Negli ultimi giorni, il mondo dell’atletica giovanile italiana ha messo in luce una disparità: Kelly Doualla, 15enne velocista di origini camerunesi, domina copertine e social, mentre Erika Saraceni, campionessa di salto triplo con un record U20, resta in ombra. È razzismo al contrario? Con Kelly favorita per la sua storia multiculturale, o ci sono dinamiche più complesse legate a media, algoritmi e narrazioni? La risposta sta in un intreccio di fattori che vanno oltre il semplice pregiudizio
Dare una spiegazione populista, come accusare di “razzismo al contrario”, è più facile perché semplifica un problema complesso in una narrazione binaria: “buoni contro cattivi”. Questo crea bipolarismo, polarizzando le persone in due schieramenti opposti senza considerare le sfumature. Peccato che la realtà sia diversa!
PER CHI HA FRETTA
Il fenomeno descritto si chiama “media bias” o, più specificamente nel contesto del marketing e dei media, “narrative framing” combinato con “virality marketing”.
- Media bias: La tendenza dei media a privilegiare alcune storie o personaggi (come Kelly Doualla) rispetto ad altri (come Erika Saraceni) sulla base di fattori come appeal narrativo, popolarità dell’evento e potenziale di engagement, anche a scapito di meriti simili o superiori.
- Narrative framing: La costruzione di una storia mediatica attorno a un personaggio o evento (es. Kelly come simbolo di diversità e inclusione) che si allinea a tematiche di grande attualità, rendendola più attraente per il pubblico e amplificando la sua visibilità.
- Virality marketing: L’uso strategico di contenuti che sfruttano dinamiche algoritmiche e SEO per massimizzare click, interazioni e traffico, come evidenziato dal maggiore volume di ricerca e engagement per Kelly rispetto a Erika.
Questi elementi si intrecciano con il concetto di “attention economy“, in cui l’attenzione del pubblico è una risorsa scarsa e i media competono per catturarla con scelte editoriali mirate a massimizzare impatto e ricavi.
Kelly rappresenta una storia unica: giovane, talentuosa, simbolo di diversità. Il suo profilo si allinea a temi come l’inclusione, che generano alto engagement. I 100 metri, disciplina iconica, amplificano il suo appeal rispetto al salto triplo di Erika, meno popolare.
Algoritmi e SEO premiano Kelly: query come “Kelly Doualla oro” dominano, e i suoi post su X superano Erika del 20-30% in reach.
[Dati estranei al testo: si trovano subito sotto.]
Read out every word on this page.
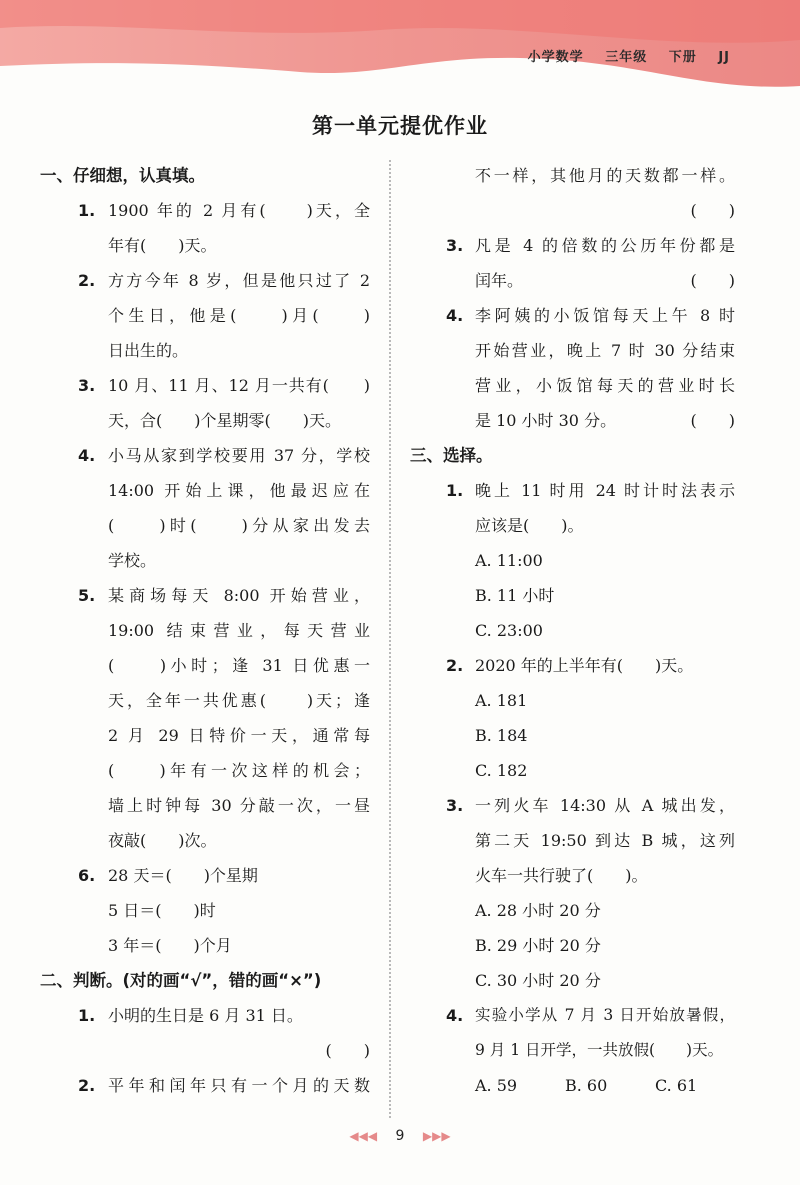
小学数学 三年级 下册 JJ
第一单元提优作业
一、仔细想，认真填。
1. 1900 年的 2 月有(　　)天，全
年有(　　)天。
2. 方方今年 8 岁，但是他只过了 2
个生日，他是(　　)月(　　)
日出生的。
3. 10 月、11 月、12 月一共有(　　)
天，合(　　)个星期零(　　)天。
4. 小马从家到学校要用 37 分，学校
14:00 开始上课，他最迟应在
(　　)时(　　)分从家出发去
学校。
5. 某商场每天 8:00 开始营业，
19:00 结束营业，每天营业
(　　)小时；逢 31 日优惠一
天，全年一共优惠(　　)天；逢
2 月 29 日特价一天，通常每
(　　)年有一次这样的机会；
墙上时钟每 30 分敲一次，一昼
夜敲(　　)次。
6. 28 天＝(　　)个星期
5 日＝(　　)时
3 年＝(　　)个月
二、判断。(对的画“√”，错的画“×”)
1. 小明的生日是 6 月 31 日。
(　　)
2. 平年和闰年只有一个月的天数
不一样，其他月的天数都一样。
(　　)
3. 凡是 4 的倍数的公历年份都是
闰年。	(　　)
4. 李阿姨的小饭馆每天上午 8 时
开始营业，晚上 7 时 30 分结束
营业，小饭馆每天的营业时长
是 10 小时 30 分。	(　　)
三、选择。
1. 晚上 11 时用 24 时计时法表示
应该是(　　)。
A. 11:00
B. 11 小时
C. 23:00
2. 2020 年的上半年有(　　)天。
A. 181
B. 184
C. 182
3. 一列火车 14:30 从 A 城出发，
第二天 19:50 到达 B 城，这列
火车一共行驶了(　　)。
A. 28 小时 20 分
B. 29 小时 20 分
C. 30 小时 20 分
4. 实验小学从 7 月 3 日开始放暑假，
9 月 1 日开学，一共放假(　　)天。
A. 59	B. 60	C. 61
◀◀◀ 9 ▶▶▶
Le redazioni, puntando su click e ricavi, scelgono narrazioni virali.Questo media bias non è solo razzismo al contrario: è una strategia che privilegia storie “vendibili”. Per Erika, campagne social mirate potrebbero colmare il divario, trasformando il suo talento in una narrazione altrettanto potente.
PER CHI VUOLE APPROFONDIRE
Le redazioni sportive, come la Gazzetta dello Sport, sanno che una copertina con Kelly attira click, grazie a un “hook” emotivo che collega la sua storia a questioni sociali di ampio richiamo. Erika Saraceni, pur eccellente, ha una storia meno polarizzante: il suo successo nel salto triplo, per quanto straordinario, si inserisce in una narrazione più tradizionale, meno incline alla viralità.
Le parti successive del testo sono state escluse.